Ce qui part en fumée, et ce qui restera...
Par guillaume, samedi 4 mars 2006 à 14:35 :: 4) Témoignages et textes :: #14 :: rss
une réflexion catho...
J'hésite beaucoup à mettre sur ce site encore une réflexion très catho. J'hésite parce que ce blog est consacré à Pierre-Jean: qu'il soit donc clair que ces réflexions ne l'engagent en rien ! (à l'instant, il se réveille, me demande ce que je fais: je lui explique, et lui demande s'il me permet de mettre ce genre de choses sur le blog: il fait "oui" de la tête avec une moue et un demi-sourire...); il sait bien qu'il faut être patient avec ses parents, et accepter leurs manies...
Ce qui me décide aussi, c'est que beaucoup de ceux qui consultent ce blog et se serrent les coudes autour de PJ se rendent bien compte que nous sommes tous obligés d'aller puiser dans nos réserves d'humanité pour faire face à l'événement - et aussi pour s'ouvrir un horizon. Comme il y a beaucoup de mise en commun de notre humanité profonde qui passe par les câbles internet, et aussi par un silence qui se fait très bien comprendre, j'ose avec un peu de gêne, mais sans trop d'inquiétudes, lancer ceci dans notre conversation commune... Si d'autres veulent faire la même chose, chic!
Les cathos viennent de commencer le carême (vous savez, le ramadan des chrétiens!). Le but: se mettre en chemin vers une vie mieux vivante... Pour cela, trois trucs: : le "jeûne" (se désencombrer un peu pour être un peu plus léger/disponible), la "prière" ( prendre le temps de se rendre attentif à l'essentiel et de la goûter, inspirer et expirer dans notre espace commun de grandes bouffées de goût de la vraie vie), et le "partage" (diminuer un peu les murs derrière lesquels sont emprisonnés et les nantis et ceux qui manquent... de relations, d'argent, de temps...). Le carêrme a commencé par le "mercredi des cendres" (le lendemain du mardi gras; ce mercredi soir, à Binche, on mange des Maatjes!). Les cendres:non pas pour se dire: "tremble, tu y passeras tôt ou tard, et alors gare !", ou bien: "tout ici bas n'est que poussière et retournera en poussière" (il faut n'avoir jamais aimé une femme, un enfant, un ami, un paysage, un travail, pour dire ce genre d'âneries!). Non, les cendres, j'aime bien l'idée comme ceci: dans la vie, il y a des choses qui en valent la peine - et d'autres qui n'en valent pas trop la peine. Il est important de faire la différence: parce que, le jour où les choses qui ne sont pas vraiment vitales pour devenir et rester humain nous sont enlevées, "partent en fumée" (et ça arrive tôt ou tard, un peu ou beaucoup), ce jour-là , si on n'a pas cultivé un peu les choses essentielles, alors on se retrouve avec des cendres et rien d'autre... Ce qui arrive à PJ, je crois, nous saisit parce qu'on se pose tous cette question: beacoup de choses lui sont enlevées: qu'est-ce qui lui reste ? Est-ce que l'essentiel lui reste ? et si ça nous arrivait à nous ?
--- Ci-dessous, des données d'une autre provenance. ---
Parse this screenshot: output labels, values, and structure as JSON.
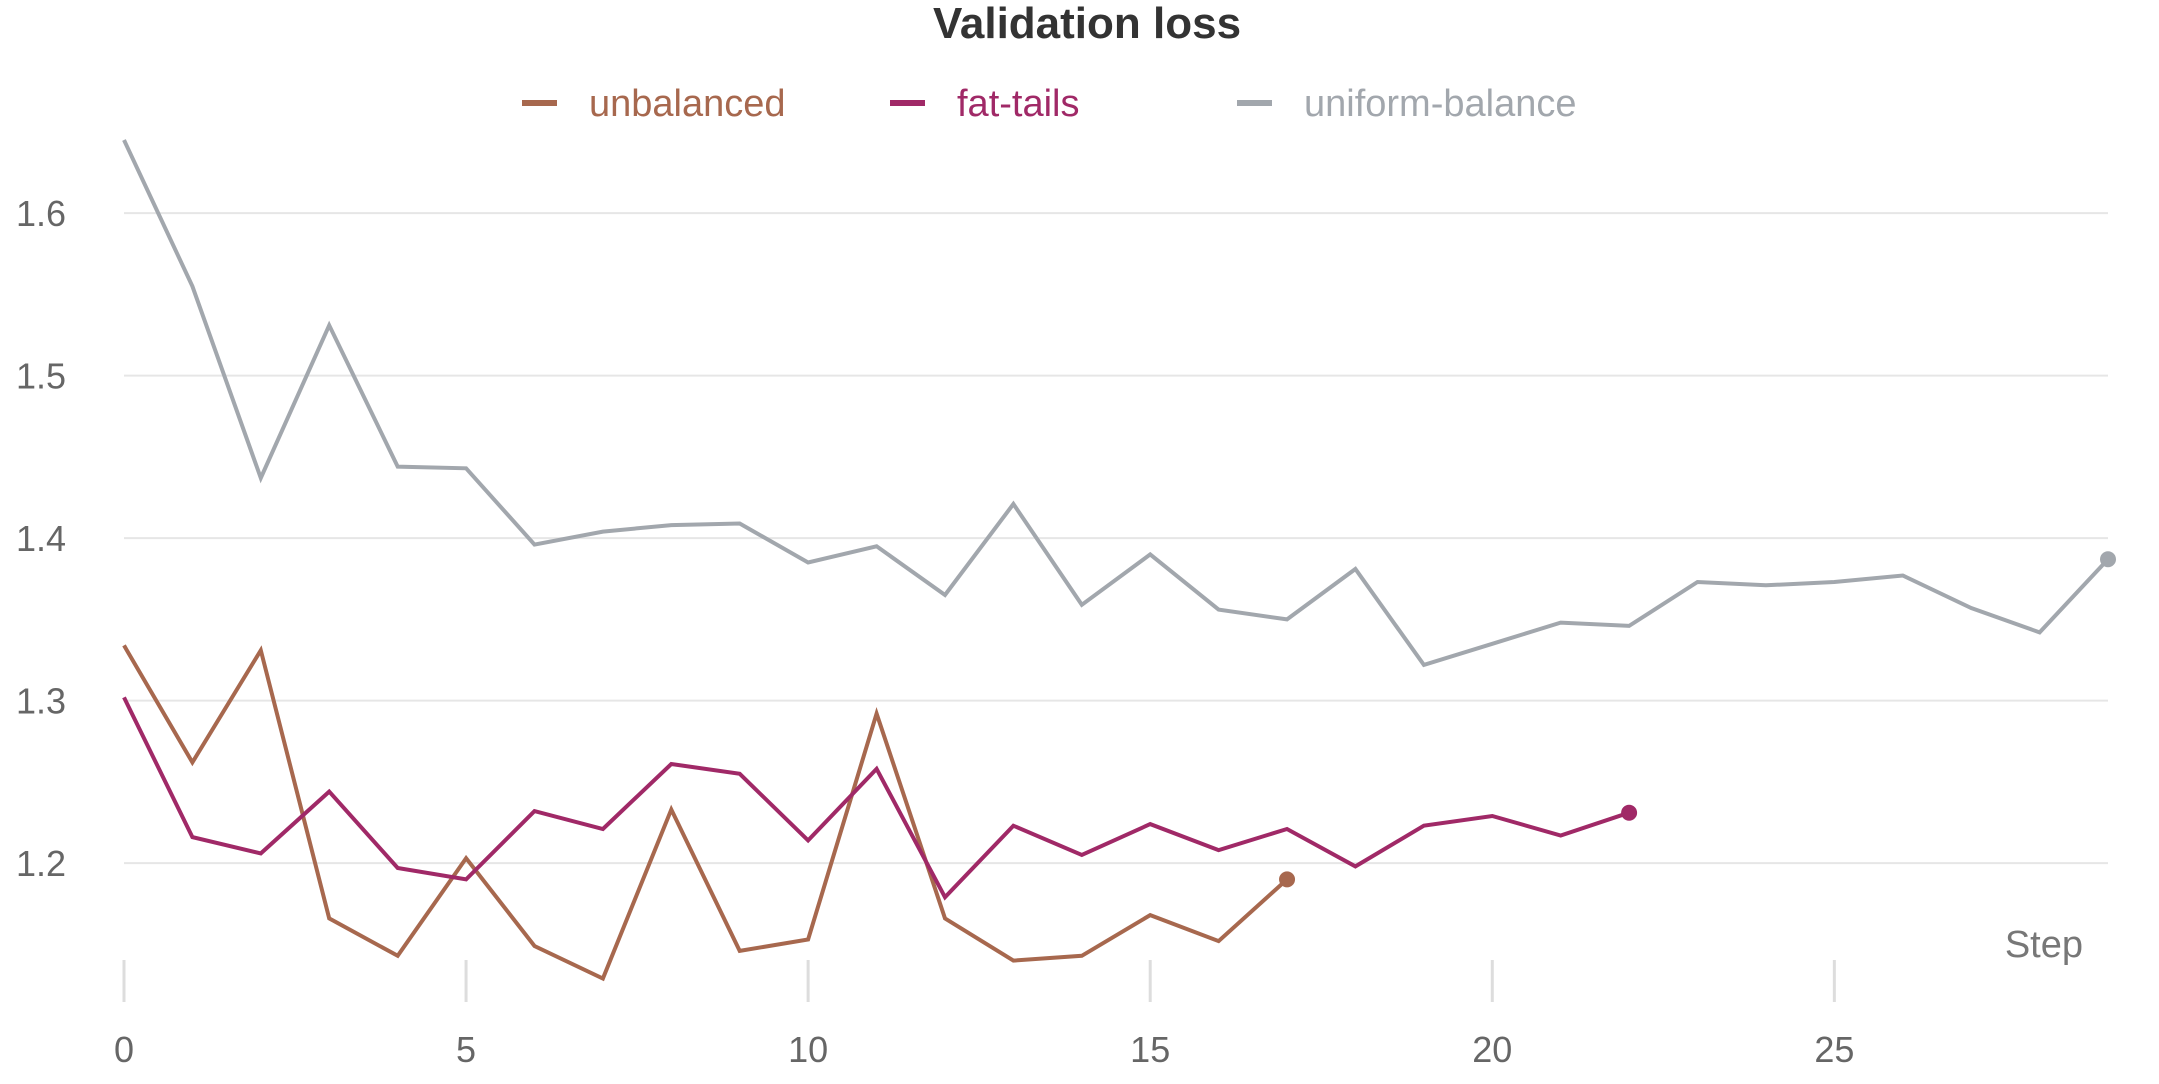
{
  "chart_data": {
    "type": "line",
    "title": "Validation loss",
    "xlabel": "Step",
    "ylabel": "",
    "xlim": [
      0,
      29
    ],
    "ylim": [
      1.125,
      1.645
    ],
    "x_ticks": [
      0,
      5,
      10,
      15,
      20,
      25
    ],
    "y_ticks": [
      1.2,
      1.3,
      1.4,
      1.5,
      1.6
    ],
    "grid": "horizontal",
    "legend_position": "top-center",
    "series": [
      {
        "name": "unbalanced",
        "color": "#a7684e",
        "x": [
          0,
          1,
          2,
          3,
          4,
          5,
          6,
          7,
          8,
          9,
          10,
          11,
          12,
          13,
          14,
          15,
          16,
          17
        ],
        "values": [
          1.334,
          1.262,
          1.331,
          1.166,
          1.143,
          1.203,
          1.149,
          1.129,
          1.233,
          1.146,
          1.153,
          1.292,
          1.166,
          1.14,
          1.143,
          1.168,
          1.152,
          1.19
        ]
      },
      {
        "name": "fat-tails",
        "color": "#a02967",
        "x": [
          0,
          1,
          2,
          3,
          4,
          5,
          6,
          7,
          8,
          9,
          10,
          11,
          12,
          13,
          14,
          15,
          16,
          17,
          18,
          19,
          20,
          21,
          22
        ],
        "values": [
          1.302,
          1.216,
          1.206,
          1.244,
          1.197,
          1.19,
          1.232,
          1.221,
          1.261,
          1.255,
          1.214,
          1.258,
          1.179,
          1.223,
          1.205,
          1.224,
          1.208,
          1.221,
          1.198,
          1.223,
          1.229,
          1.217,
          1.231
        ]
      },
      {
        "name": "uniform-balance",
        "color": "#a2a7ad",
        "x": [
          0,
          1,
          2,
          3,
          4,
          5,
          6,
          7,
          8,
          9,
          10,
          11,
          12,
          13,
          14,
          15,
          16,
          17,
          18,
          19,
          20,
          21,
          22,
          23,
          24,
          25,
          26,
          27,
          28,
          29
        ],
        "values": [
          1.645,
          1.555,
          1.437,
          1.531,
          1.444,
          1.443,
          1.396,
          1.404,
          1.408,
          1.409,
          1.385,
          1.395,
          1.365,
          1.421,
          1.359,
          1.39,
          1.356,
          1.35,
          1.381,
          1.322,
          1.335,
          1.348,
          1.346,
          1.373,
          1.371,
          1.373,
          1.377,
          1.357,
          1.342,
          1.387
        ]
      }
    ]
  }
}
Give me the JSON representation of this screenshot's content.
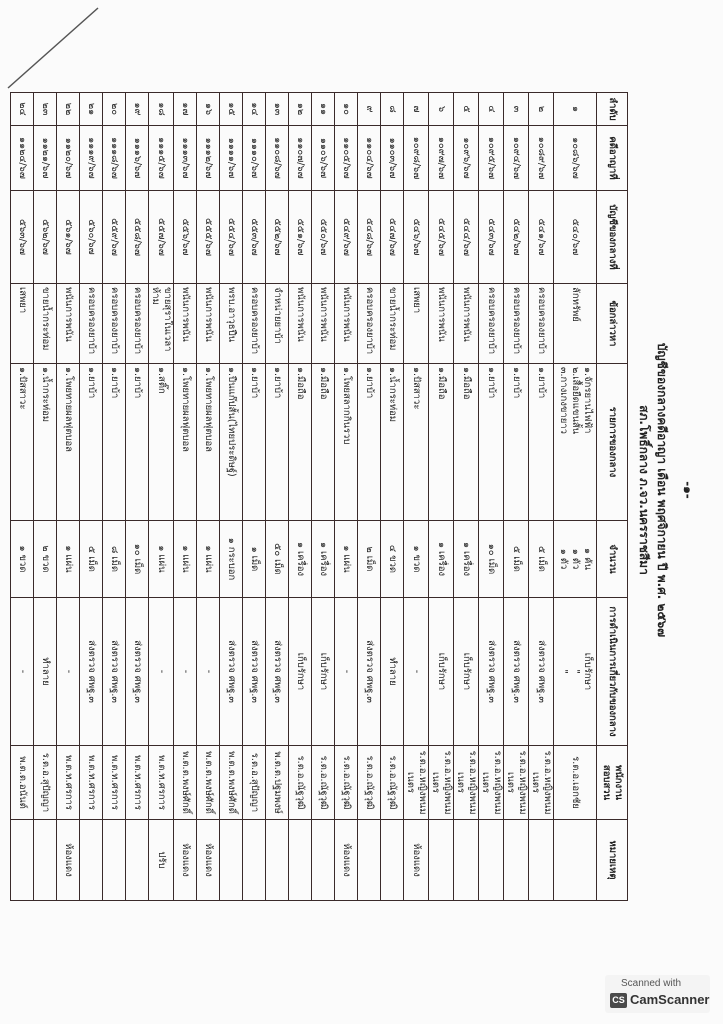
{
  "document": {
    "page_number": "-๑-",
    "title": "บัญชีของกลางคดีอาญา เดือน พฤศจิกายน ปี พ.ศ. ๒๕๖๗",
    "subtitle": "สภ.โพธิ์กลาง ภ.จว.นครราชสีมา"
  },
  "table": {
    "headers": [
      "ลำดับ",
      "คดีอาญาที่",
      "บัญชีของกลางที่",
      "ข้อกล่าวหา",
      "รายการของกลาง",
      "จำนวน",
      "การดำเนินการเกี่ยวกับของกลาง",
      "พนักงานสอบสวน",
      "หมายเหตุ"
    ],
    "rows": [
      [
        "๑",
        "๑๐๘๖/๖๗",
        "๕๔๐/๖๗",
        "ลักทรัพย์",
        "๑.จักรยานไฟฟ้า\n๒.เสื้อยืดแขนสั้น\n๓.กางเกงขายาว",
        "๑ คัน\n๑ ตัว\n๑ ตัว",
        "เก็บรักษา\n\"\n\"",
        "ร.ต.อ.เอกชัย",
        ""
      ],
      [
        "๒",
        "๑๐๘๙/๖๗",
        "๕๔๑/๖๗",
        "ครอบครองยาบ้า",
        "๑.ยาบ้า",
        "๕ เม็ด",
        "ส่งตรวจ ศพฐ.๓",
        "ร.ต.อ.หญิงพนมเนตร",
        ""
      ],
      [
        "๓",
        "๑๐๙๔/๖๗",
        "๕๔๒/๖๗",
        "ครอบครองยาบ้า",
        "๑.ยาบ้า",
        "๕ เม็ด",
        "ส่งตรวจ ศพฐ.๓",
        "ร.ต.อ.หญิงพนมเนตร",
        ""
      ],
      [
        "๔",
        "๑๐๙๕/๖๗",
        "๕๔๓/๖๗",
        "ครอบครองยาบ้า",
        "๑.ยาบ้า",
        "๑๐ เม็ด",
        "ส่งตรวจ ศพฐ.๓",
        "ร.ต.อ.หญิงพนมเนตร",
        ""
      ],
      [
        "๕",
        "๑๐๙๖/๖๗",
        "๕๔๔/๖๗",
        "พนันการพนัน",
        "๑.มือถือ",
        "๑ เครื่อง",
        "เก็บรักษา",
        "ร.ต.อ.หญิงพนมเนตร",
        ""
      ],
      [
        "๖",
        "๑๐๙๗/๖๗",
        "๕๔๕/๖๗",
        "พนันการพนัน",
        "๑.มือถือ",
        "๑ เครื่อง",
        "เก็บรักษา",
        "ร.ต.อ.หญิงพนมเนตร",
        ""
      ],
      [
        "๗",
        "๑๐๙๘/๖๗",
        "๕๔๖/๖๗",
        "เสพยา",
        "๑.ปัสสาวะ",
        "๑ ขวด",
        "-",
        "ร.ต.อ.หญิงพนมเนตร",
        "ห้องแดง"
      ],
      [
        "๘",
        "๑๑๐๓/๖๗",
        "๕๔๗/๖๗",
        "ขายน้ำกระท่อม",
        "๑.น้ำกระท่อม",
        "๔ ขวด",
        "ทำลาย",
        "ร.ต.อ.ณัฐวุฒิ",
        ""
      ],
      [
        "๙",
        "๑๑๐๔/๖๗",
        "๕๔๘/๖๗",
        "ครอบครองยาบ้า",
        "๑.ยาบ้า",
        "๒ เม็ด",
        "ส่งตรวจ ศพฐ.๓",
        "ร.ต.อ.ณัฐวุฒิ",
        ""
      ],
      [
        "๑๐",
        "๑๑๐๕/๖๗",
        "๕๔๙/๖๗",
        "พนันการพนัน",
        "๑.โพยสลากกินรวบ",
        "๑ แผ่น",
        "-",
        "ร.ต.อ.ณัฐวุฒิ",
        "ห้องแดง"
      ],
      [
        "๑๑",
        "๑๑๐๖/๖๗",
        "๕๕๐/๖๗",
        "พนันการพนัน",
        "๑.มือถือ",
        "๑ เครื่อง",
        "เก็บรักษา",
        "ร.ต.อ.ณัฐวุฒิ",
        ""
      ],
      [
        "๑๒",
        "๑๑๐๗/๖๗",
        "๕๕๑/๖๗",
        "พนันการพนัน",
        "๑.มือถือ",
        "๑ เครื่อง",
        "เก็บรักษา",
        "ร.ต.อ.ณัฐวุฒิ",
        ""
      ],
      [
        "๑๓",
        "๑๑๐๘/๖๗",
        "๕๕๒/๖๗",
        "จำหน่ายยาบ้า",
        "๑.ยาบ้า",
        "๕๐ เม็ด",
        "ส่งตรวจ ศพฐ.๓",
        "พ.ต.ต.ปฐมพงษ์",
        ""
      ],
      [
        "๑๔",
        "๑๑๑๐/๖๗",
        "๕๕๓/๖๗",
        "ครอบครองยาบ้า",
        "๑.ยาบ้า",
        "๑ เม็ด",
        "ส่งตรวจ ศพฐ.๓",
        "ร.ต.อ.สุปัญญา",
        ""
      ],
      [
        "๑๕",
        "๑๑๑๑/๖๗",
        "๕๕๔/๖๗",
        "พรบ.อาวุธปืน",
        "๑.ปืนแก๊ปสั้น(ไทยประดิษฐ์)",
        "๑ กระบอก",
        "ส่งตรวจ ศพฐ.๓",
        "พ.ต.ต.พงษ์ศักดิ์",
        ""
      ],
      [
        "๑๖",
        "๑๑๑๒/๖๗",
        "๕๕๕/๖๗",
        "พนันการพนัน",
        "๑.โพยทายผลฟุตบอล",
        "๑ แผ่น",
        "-",
        "พ.ต.ต.พงษ์ศักดิ์",
        "ห้องแดง"
      ],
      [
        "๑๗",
        "๑๑๑๓/๖๗",
        "๕๕๖/๖๗",
        "พนันการพนัน",
        "๑.โพยทายผลฟุตบอล",
        "๑ แผ่น",
        "-",
        "พ.ต.ต.พงษ์ศักดิ์",
        "ห้องแดง"
      ],
      [
        "๑๘",
        "๑๑๑๕/๖๗",
        "๕๕๗/๖๗",
        "ขายสุราในเวลาห้าม",
        "๑.สติ๊ก",
        "๑ แผ่น",
        "-",
        "พ.ต.ท.ศรการ",
        "ปรับ"
      ],
      [
        "๑๙",
        "๑๑๑๖/๖๗",
        "๕๕๘/๖๗",
        "ครอบครองยาบ้า",
        "๑.ยาบ้า",
        "๑๐ เม็ด",
        "ส่งตรวจ ศพฐ.๓",
        "พ.ต.ท.ศรการ",
        ""
      ],
      [
        "๒๐",
        "๑๑๑๘/๖๗",
        "๕๕๙/๖๗",
        "ครอบครองยาบ้า",
        "๑.ยาบ้า",
        "๘ เม็ด",
        "ส่งตรวจ ศพฐ.๓",
        "พ.ต.ท.ศรการ",
        ""
      ],
      [
        "๒๑",
        "๑๑๑๙/๖๗",
        "๕๖๐/๖๗",
        "ครอบครองยาบ้า",
        "๑.ยาบ้า",
        "๕ เม็ด",
        "ส่งตรวจ ศพฐ.๓",
        "พ.ต.ท.ศรการ",
        ""
      ],
      [
        "๒๒",
        "๑๑๒๐/๖๗",
        "๕๖๑/๖๗",
        "พนันการพนัน",
        "๑.โพยทายผลฟุตบอล",
        "๑ แผ่น",
        "-",
        "พ.ต.ท.ศรการ",
        "ห้องแดง"
      ],
      [
        "๒๓",
        "๑๑๒๑/๖๗",
        "๕๖๒/๖๗",
        "ขายน้ำกระท่อม",
        "๑.น้ำกระท่อม",
        "๒ ขวด",
        "ทำลาย",
        "ร.ต.อ.สุปัญญา",
        ""
      ],
      [
        "๒๔",
        "๑๑๒๔/๖๗",
        "๕๖๓/๖๗",
        "เสพยา",
        "๑.ปัสสาวะ",
        "๑ ขวด",
        "-",
        "พ.ต.ต.อนันต์",
        ""
      ]
    ]
  },
  "watermark": {
    "line1": "Scanned with",
    "logo": "CS",
    "line2": "CamScanner"
  }
}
Je murmure une seule chose face à cette question: nous nous rendons compte que PJ et d'autres autour de lui ont semé l'amitié, l'amitié vraie et gratuite. Et la fraternité profonde. Ca, entre autres, ça ne part pas en fumée. Et aussi, PJ cultive depuis longtemps ce souci de distinguer ce qui compte vraiment... Il s'est lui-même formé, et au fond bien préparé, pour le dur combat qu'il doit mener.